Fermín Novo Fernández y Miguel Campillo Ortiz, miembros de la Plataforma en Defensa del Patrimonio de Sevilla
29
de enero de 2021
Recientemente hemos tenido noticias sobre el asunto de las inmatriculaciones de la Iglesia Católica. En el Congreso, el pasado 22 de Diciembre, fue presentada por el Grupo Parlamentario Republicano y el de Euskal Herria Bildu una Proposición no de Ley para reclamar la reversión de los bienes inmatriculados a favor de la Iglesia. Al día siguiente, un juzgado tumbó el dictamen del Consejo de Transparencia que exigía al Gobierno la publicación del listado de dichos bienes.

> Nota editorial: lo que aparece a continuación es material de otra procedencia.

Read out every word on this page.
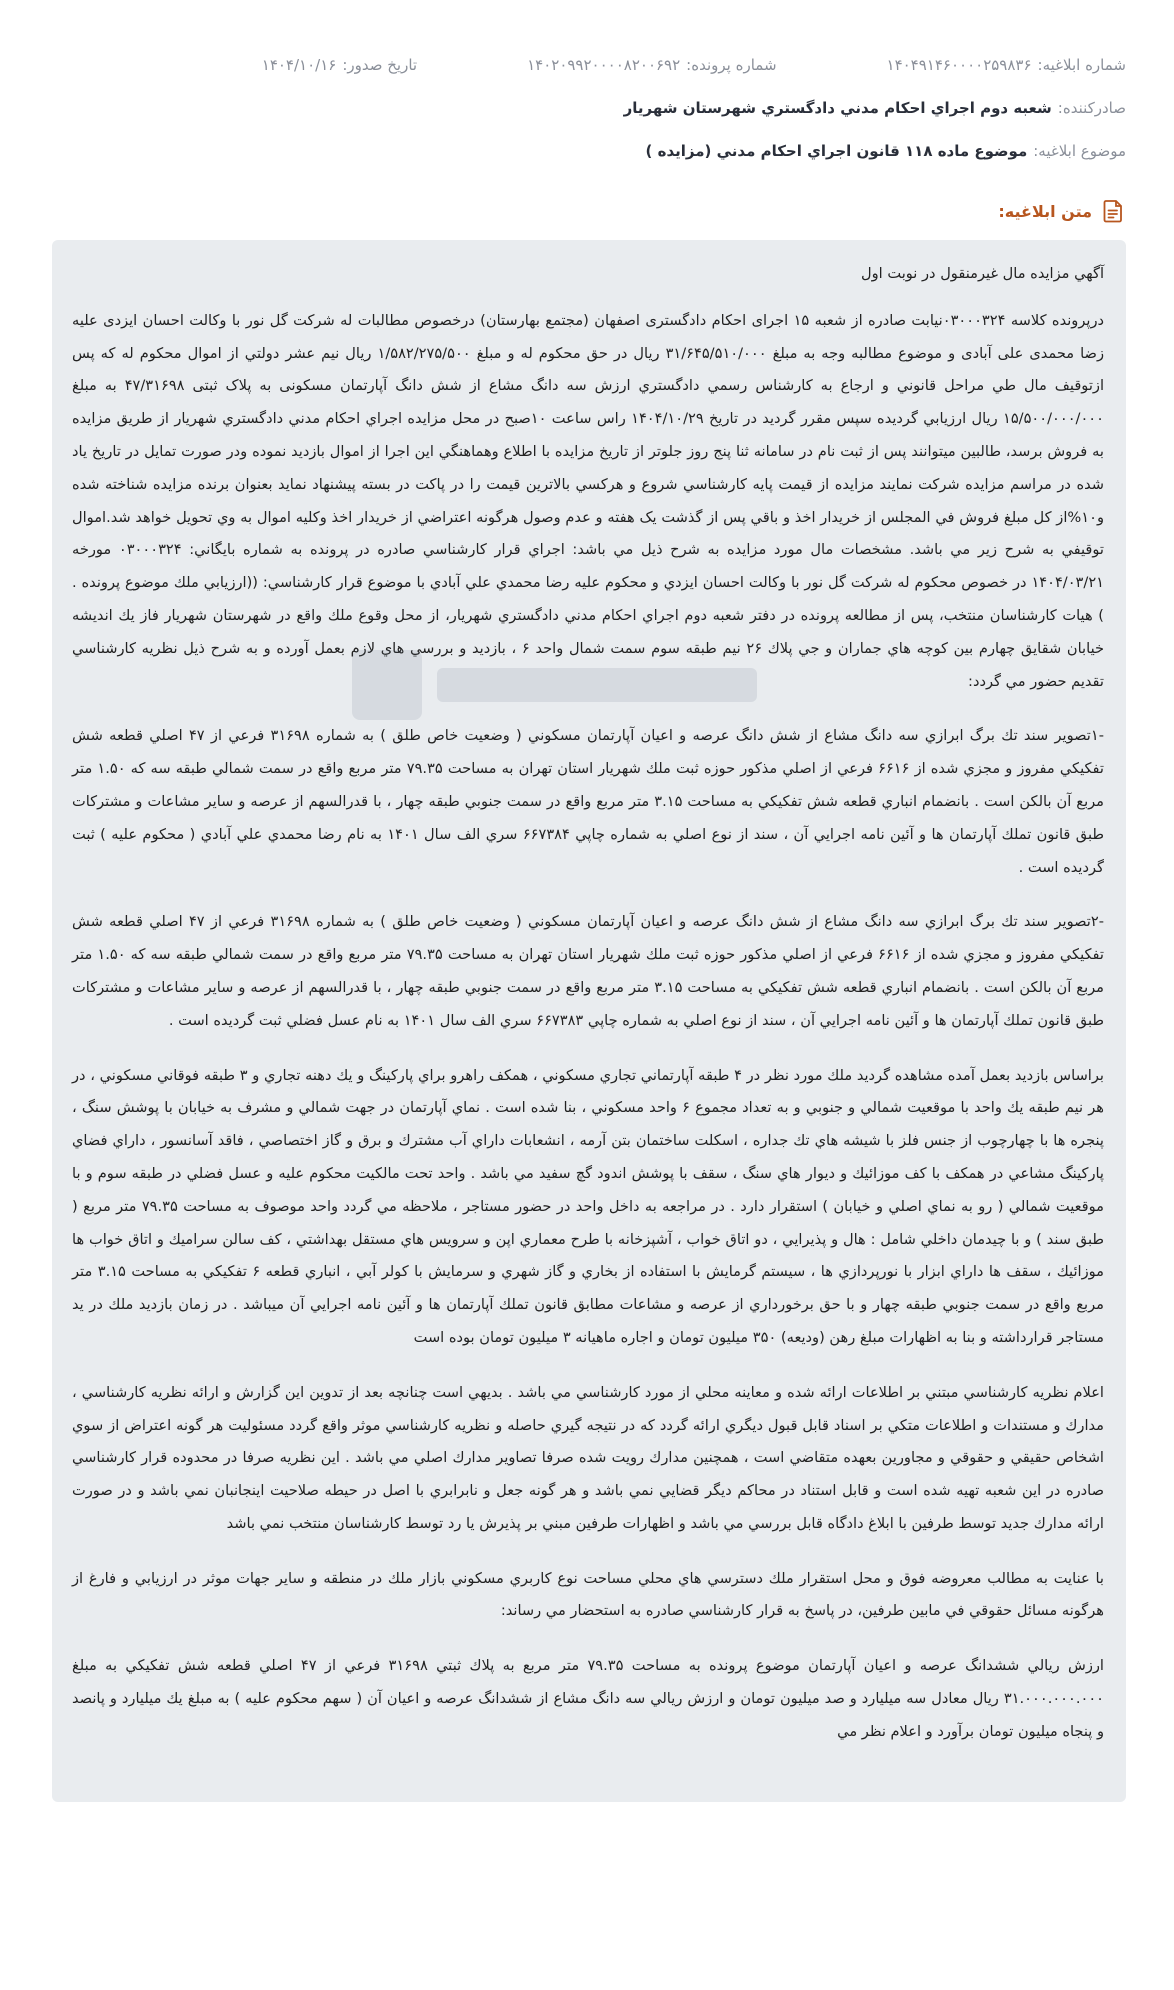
شماره ابلاغیه:
۱۴۰۴۹۱۴۶۰۰۰۰۲۵۹۸۳۶
شماره پرونده:
۱۴۰۲۰۹۹۲۰۰۰۰۸۲۰۰۶۹۲
تاریخ صدور:
۱۴۰۴/۱۰/۱۶
صادرکننده:
شعبه دوم اجراي احكام مدني دادگستري شهرستان شهريار
موضوع ابلاغیه:
موضوع ماده ۱۱۸ قانون اجراي احكام مدني (مزايده )
متن ابلاغیه:

آگهي مزايده مال غيرمنقول در نوبت اول

درپرونده کلاسه ۰۳۰۰۰۳۲۴نيابت صادره از شعبه ۱۵ اجرای احکام دادگستری اصفهان (مجتمع بهارستان) درخصوص مطالبات له شرکت گل نور با وکالت احسان ایزدی علیه زضا محمدی علی آبادی و موضوع مطالبه وجه به مبلغ ۳۱/۶۴۵/۵۱۰/۰۰۰ ريال در حق محکوم له و مبلغ ۱/۵۸۲/۲۷۵/۵۰۰ ريال نيم عشر دولتي از اموال محکوم له که پس ازتوقيف مال طي مراحل قانوني و ارجاع به كارشناس رسمي دادگستري ارزش سه دانگ مشاع از شش دانگ آپارتمان مسکونی به پلاک ثبتی ۴۷/۳۱۶۹۸ به مبلغ ۱۵/۵۰۰/۰۰۰/۰۰۰ ريال ارزيابي گرديده سپس مقرر گرديد در تاريخ ۱۴۰۴/۱۰/۲۹ راس ساعت ۱۰صبح در محل مزايده اجراي احكام مدني دادگستري شهريار از طريق مزايده به فروش برسد، طالبين ميتوانند پس از ثبت نام در سامانه ثنا پنج روز جلوتر از تاريخ مزايده با اطلاع وهماهنگي اين اجرا از اموال بازديد نموده ودر صورت تمايل در تاريخ ياد شده در مراسم مزايده شركت نمايند مزايده از قيمت پايه كارشناسي شروع و هركسي بالاترين قيمت را در پاكت در بسته پيشنهاد نمايد بعنوان برنده مزايده شناخته شده و۱۰%از كل مبلغ فروش في المجلس از خريدار اخذ و باقي پس از گذشت يک هفته و عدم وصول هرگونه اعتراضي از خريدار اخذ وکليه اموال به وي تحويل خواهد شد.اموال توقيفي به شرح زير مي باشد. مشخصات مال مورد مزايده به شرح ذيل مي باشد: اجراي قرار كارشناسي صادره در پرونده به شماره بايگاني: ۰۳۰۰۰۳۲۴ مورخه ۱۴۰۴/۰۳/۲۱ در خصوص محكوم له شركت گل نور با وكالت احسان ايزدي و محكوم عليه رضا محمدي علي آبادي با موضوع قرار كارشناسي: ((ارزيابي ملك موضوع پرونده . ) هيات كارشناسان منتخب، پس از مطالعه پرونده در دفتر شعبه دوم اجراي احكام مدني دادگستري شهريار، از محل وقوع ملك واقع در شهرستان شهريار فاز يك انديشه خيابان شقايق چهارم بين كوچه هاي جماران و جي پلاك ۲۶ نيم طبقه سوم سمت شمال واحد ۶ ، بازديد و بررسي هاي لازم بعمل آورده و به شرح ذيل نظريه كارشناسي تقديم حضور مي گردد:

-۱تصوير سند تك برگ ابرازي سه دانگ مشاع از شش دانگ عرصه و اعيان آپارتمان مسكوني ( وضعيت خاص طلق ) به شماره ۳۱۶۹۸ فرعي از ۴۷ اصلي قطعه شش تفكيكي مفروز و مجزي شده از ۶۶۱۶ فرعي از اصلي مذكور حوزه ثبت ملك شهريار استان تهران به مساحت ۷۹.۳۵ متر مربع واقع در سمت شمالي طبقه سه كه ۱.۵۰ متر مربع آن بالكن است . بانضمام انباري قطعه شش تفكيكي به مساحت ۳.۱۵ متر مربع واقع در سمت جنوبي طبقه چهار ، با قدرالسهم از عرصه و ساير مشاعات و مشتركات طبق قانون تملك آپارتمان ها و آئين نامه اجرايي آن ، سند از نوع اصلي به شماره چاپي ۶۶۷۳۸۴ سري الف سال ۱۴۰۱ به نام رضا محمدي علي آبادي ( محكوم عليه ) ثبت گرديده است .

-۲تصوير سند تك برگ ابرازي سه دانگ مشاع از شش دانگ عرصه و اعيان آپارتمان مسكوني ( وضعيت خاص طلق ) به شماره ۳۱۶۹۸ فرعي از ۴۷ اصلي قطعه شش تفكيكي مفروز و مجزي شده از ۶۶۱۶ فرعي از اصلي مذكور حوزه ثبت ملك شهريار استان تهران به مساحت ۷۹.۳۵ متر مربع واقع در سمت شمالي طبقه سه كه ۱.۵۰ متر مربع آن بالكن است . بانضمام انباري قطعه شش تفكيكي به مساحت ۳.۱۵ متر مربع واقع در سمت جنوبي طبقه چهار ، با قدرالسهم از عرصه و ساير مشاعات و مشتركات طبق قانون تملك آپارتمان ها و آئين نامه اجرايي آن ، سند از نوع اصلي به شماره چاپي ۶۶۷۳۸۳ سري الف سال ۱۴۰۱ به نام عسل فضلي ثبت گرديده است .

براساس بازديد بعمل آمده مشاهده گرديد ملك مورد نظر در ۴ طبقه آپارتماني تجاري مسكوني ، همكف راهرو براي پاركينگ و يك دهنه تجاري و ۳ طبقه فوقاني مسكوني ، در هر نيم طبقه يك واحد با موقعيت شمالي و جنوبي و به تعداد مجموع ۶ واحد مسكوني ، بنا شده است . نماي آپارتمان در جهت شمالي و مشرف به خيابان با پوشش سنگ ، پنجره ها با چهارچوب از جنس فلز با شيشه هاي تك جداره ، اسكلت ساختمان بتن آرمه ، انشعابات داراي آب مشترك و برق و گاز اختصاصي ، فاقد آسانسور ، داراي فضاي پاركينگ مشاعي در همكف با كف موزائيك و ديوار هاي سنگ ، سقف با پوشش اندود گچ سفيد مي باشد . واحد تحت مالكيت محكوم عليه و عسل فضلي در طبقه سوم و با موقعيت شمالي ( رو به نماي اصلي و خيابان ) استقرار دارد . در مراجعه به داخل واحد در حضور مستاجر ، ملاحظه مي گردد واحد موصوف به مساحت ۷۹.۳۵ متر مربع ( طبق سند ) و با چيدمان داخلي شامل : هال و پذيرايي ، دو اتاق خواب ، آشپزخانه با طرح معماري اپن و سرويس هاي مستقل بهداشتي ، كف سالن سراميك و اتاق خواب ها موزائيك ، سقف ها داراي ابزار با نورپردازي ها ، سيستم گرمايش با استفاده از بخاري و گاز شهري و سرمايش با كولر آبي ، انباري قطعه ۶ تفكيكي به مساحت ۳.۱۵ متر مربع واقع در سمت جنوبي طبقه چهار و با حق برخورداري از عرصه و مشاعات مطابق قانون تملك آپارتمان ها و آئين نامه اجرايي آن ميباشد . در زمان بازديد ملك در يد مستاجر قرارداشته و بنا به اظهارات مبلغ رهن (وديعه) ۳۵۰ ميليون تومان و اجاره ماهيانه ۳ ميليون تومان بوده است

اعلام نظريه كارشناسي مبتني بر اطلاعات ارائه شده و معاينه محلي از مورد كارشناسي مي باشد . بديهي است چنانچه بعد از تدوين اين گزارش و ارائه نظريه كارشناسي ، مدارك و مستندات و اطلاعات متكي بر اسناد قابل قبول ديگري ارائه گردد كه در نتيجه گيري حاصله و نظريه كارشناسي موثر واقع گردد مسئوليت هر گونه اعتراض از سوي اشخاص حقيقي و حقوقي و مجاورين بعهده متقاضي است ، همچنين مدارك رويت شده صرفا تصاوير مدارك اصلي مي باشد . اين نظريه صرفا در محدوده قرار كارشناسي صادره در اين شعبه تهيه شده است و قابل استناد در محاكم ديگر قضايي نمي باشد و هر گونه جعل و نابرابري با اصل در حيطه صلاحيت اينجانبان نمي باشد و در صورت ارائه مدارك جديد توسط طرفين با ابلاغ دادگاه قابل بررسي مي باشد و اظهارات طرفين مبني بر پذيرش يا رد توسط كارشناسان منتخب نمي باشد

با عنايت به مطالب معروضه فوق و محل استقرار ملك دسترسي هاي محلي مساحت نوع كاربري مسكوني بازار ملك در منطقه و ساير جهات موثر در ارزيابي و فارغ از هرگونه مسائل حقوقي في مابين طرفين، در پاسخ به قرار كارشناسي صادره به استحضار مي رساند:

ارزش ريالي ششدانگ عرصه و اعيان آپارتمان موضوع پرونده به مساحت ۷۹.۳۵ متر مربع به پلاك ثبتي ۳۱۶۹۸ فرعي از ۴۷ اصلي قطعه شش تفكيكي به مبلغ ۳۱.۰۰۰.۰۰۰.۰۰۰ ريال معادل سه ميليارد و صد ميليون تومان و ارزش ريالي سه دانگ مشاع از ششدانگ عرصه و اعيان آن ( سهم محكوم عليه ) به مبلغ يك ميليارد و پانصد و پنجاه ميليون تومان برآورد و اعلام نظر مي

Es posible que, a estas alturas, alguien todavía no sepa que la inmatriculación es, simple y llanamente, dar de alta por primera vez en el Registro de la Propiedad un bien inmueble y que, para ello, el que lo inscribe debe aportar la documentación y/o los testimonios fidedignos que acrediten su propiedad. Esto es así para el común de los mortales, pero para la Iglesia Católica rigen otras normas.
Gracias al artículo 206 de la Ley Hipotecaria franquista de 1946, la Iglesia Católica queda equiparada a las Administraciones Públicas para inscribir cualquier dominio que carezca de título, mediante una certificación expedida por el Diocesano correspondiente. O sea, el obispo señala un bien y el registrador lo inscribe a nombre de la Iglesia. Así fue durante los cuarenta años de Franco…, así ha seguido siendo hasta 2015…, y así la Iglesia Católica se ha convertido en la mayor empresa inmobiliaria del país.